The purpose of teaching mindfulness to our children is to give them skills to develop their awareness of their inner and outer experiences, to recognize their thoughts as “just thoughts,” to understand how emotions manifest in their bodies, to recognize when their attention has wandered, and to provide tools for impulse control. It is not a panacea, and it will not completely get rid of what is, frankly, normal kid behavior, like tantrums and loudness and whining and exuberance and arguing…
Don’t force it.
If your kids aren’t interested in your lesson or activity, drop it. This is a good time for you to practice non-attachment to outcomes!
Now that we’ve got the preliminaries out of the way, here are some suggestions for how you can begin to introduce mindfulness to your children:
1. Listen to the bell.
An easy way for children to practice mindfulness is to focus on paying attention to what they can hear. You can use a singing bowl, a bell, a set of chimes or a phone app that has sounded on it. Tell your children that you will make the sound, and they should listen carefully until they can no longer hear the sound (which is usually 30 seconds to a minute).
2. Practice with a breathing buddy.
For young children, an instruction to simply “pay attention to the breath” can be hard to follow. In this Edutopia video, Daniel Goleman describes a 2nd-grade classroom that does a “breathing buddy” exercise: Each student grabs a stuffed animal, and then lies down on their back with their buddy on their belly. They focus their attention on the rise and fall of the stuffed animal as they breathe in and out.
3. Make your walks mindful.
One of my children’s favorite things to do in the summer is a “noticing walk.” We stroll through our neighborhood and notice things we haven’t seen before. We’ll designate one minute of the walk where we are completely silent and simply pay attention to all the sounds we can hear — frogs, woodpeckers, a lawnmower. We don’t even call it “mindfulness,” but that’s what it is.
4. Establish a gratitude practice.
I believe gratitude is a fundamental component of mindfulness, teaching our children to appreciate the abundance in their lives, as opposed to focusing on all the toys and goodies that they crave. My family does this at dinner when we each share one thing we are thankful for. It is one of my favorite parts of the day.
5. Try SpiderMan meditation.
My 5-year-old son is into all things superheroes, and this SpiderMan meditation is right up his alley. This meditation teaches children to activate their “spidey-senses” and their ability to focus on all they can smell, taste, and hear in the present moment. Such a clever idea!
6. Check your personal weather report.
In Sitting Still Like a Frog, Eline Snel encourages children to “summon the weather report that best describes [their] feelings at the moment.” Sunny, rainy, stormy, calm, windy, tsunami? This activity allows children to observe their present state without overly identifying with their emotions. They can’t change the weather outside, and we can’t change our emotions or feelings either. All we can change is how we relate to them. As Snel describes it, children can recognize, “I am not the downpour, but I notice that it is raining; I am not a scaredy-cat, but I realize that sometimes I have this big scared feeling somewhere near my throat.”
7. Make a Mind Jar.
A mind jar is a bit like a snow globe – shake it up and watch the storm! But soon, if we sit and breathe and simply watch the disturbance, it settles. As do our minds.

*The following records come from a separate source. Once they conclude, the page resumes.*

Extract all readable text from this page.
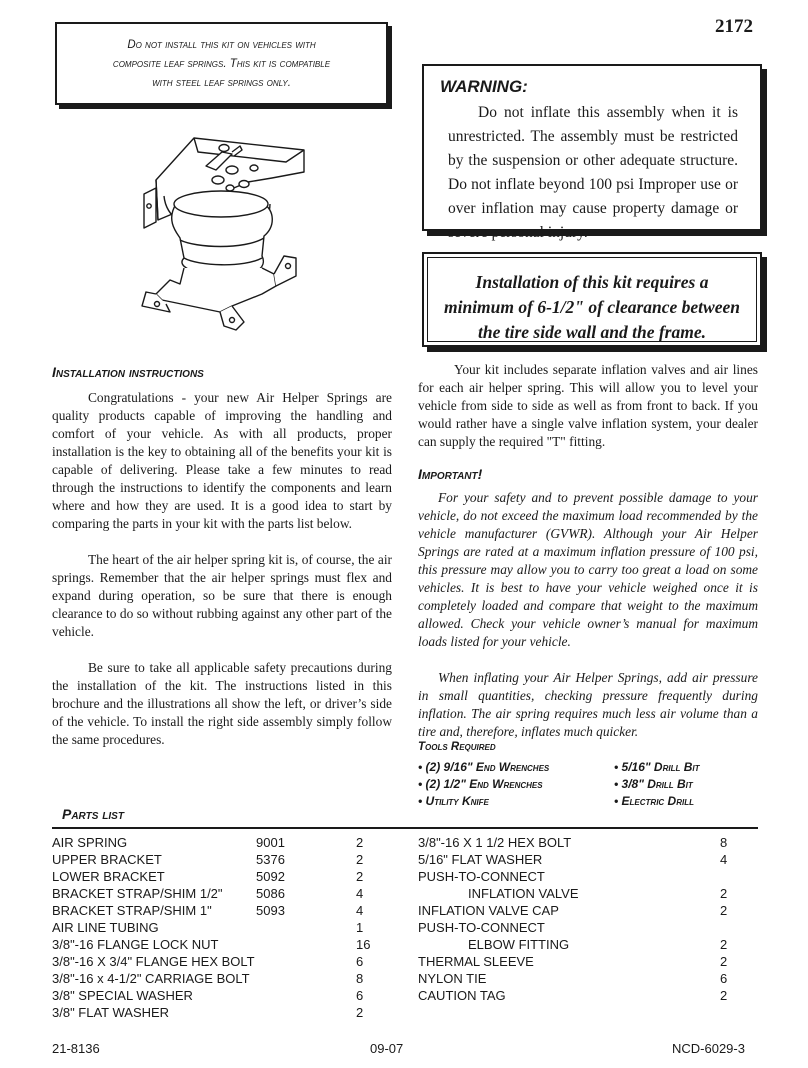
2172
Do not install this kit on vehicles with
composite leaf springs. This kit is compatible
with steel leaf springs only.	WARNING:
Do not inflate this assembly when it is unrestricted. The assembly must be restricted by the suspension or other adequate structure. Do not inflate beyond 100 psi Improper use or over inflation may cause property damage or severe personal injury.
Installation of this kit requires a
minimum of 6-1/2" of clearance between
the tire side wall and the frame.
Installation instructions

Congratulations - your new Air Helper Springs are quality products capable of improving the handling and comfort of your vehicle. As with all products, proper installation is the key to obtaining all of the benefits your kit is capable of delivering. Please take a few minutes to read through the instructions to identify the components and learn where and how they are used. It is a good idea to start by comparing the parts in your kit with the parts list below.

The heart of the air helper spring kit is, of course, the air springs. Remember that the air helper springs must flex and expand during operation, so be sure that there is enough clearance to do so without rubbing against any other part of the vehicle.

Be sure to take all applicable safety precautions during the installation of the kit. The instructions listed in this brochure and the illustrations all show the left, or driver’s side of the vehicle. To install the right side assembly simply follow the same procedures.

Your kit includes separate inflation valves and air lines for each air helper spring. This will allow you to level your vehicle from side to side as well as from front to back. If you would rather have a single valve inflation system, your dealer can supply the required "T" fitting.

Important!

For your safety and to prevent possible damage to your vehicle, do not exceed the maximum load recommended by the vehicle manufacturer (GVWR). Although your Air Helper Springs are rated at a maximum inflation pressure of 100 psi, this pressure may allow you to carry too great a load on some vehicles. It is best to have your vehicle weighed once it is completely loaded and compare that weight to the maximum allowed. Check your vehicle owner’s manual for maximum loads listed for your vehicle.

When inflating your Air Helper Springs, add air pressure in small quantities, checking pressure frequently during inflation. The air spring requires much less air volume than a tire and, therefore, inflates much quicker.

Tools Required
• (2) 9/16" End Wrenches
• (2) 1/2" End Wrenches
• Utility Knife
• 5/16" Drill Bit
• 3/8" Drill Bit
• Electric Drill
Parts list
AIR SPRING	9001	2
UPPER BRACKET	5376	2
LOWER BRACKET	5092	2
BRACKET STRAP/SHIM 1/2"	5086	4
BRACKET STRAP/SHIM 1"	5093	4
AIR LINE TUBING	1
3/8"-16 FLANGE LOCK NUT	16
3/8"-16 X 3/4" FLANGE HEX BOLT	6
3/8"-16 x 4-1/2" CARRIAGE BOLT	8
3/8" SPECIAL WASHER	6
3/8" FLAT WASHER	2
3/8"-16 X 1 1/2 HEX BOLT	8
5/16" FLAT WASHER	4
PUSH-TO-CONNECT
INFLATION VALVE	2
INFLATION VALVE CAP	2
PUSH-TO-CONNECT
ELBOW FITTING	2
THERMAL SLEEVE	2
NYLON TIE	6
CAUTION TAG	2
21-8136	09-07	NCD-6029-3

8. Practice mindful eating.
The exercise of mindfully eating a raisin or a piece of chocolate is a staple of mindfulness education and is a great activity for kids. You can find a script for a seven-minute mindful eating exercise for children here.
Above all, remember to have fun and keep it simple. You can provide your children with many opportunities to add helpful practices to their toolkit — some of them will work for them and some won’t. But it’s fun to experiment!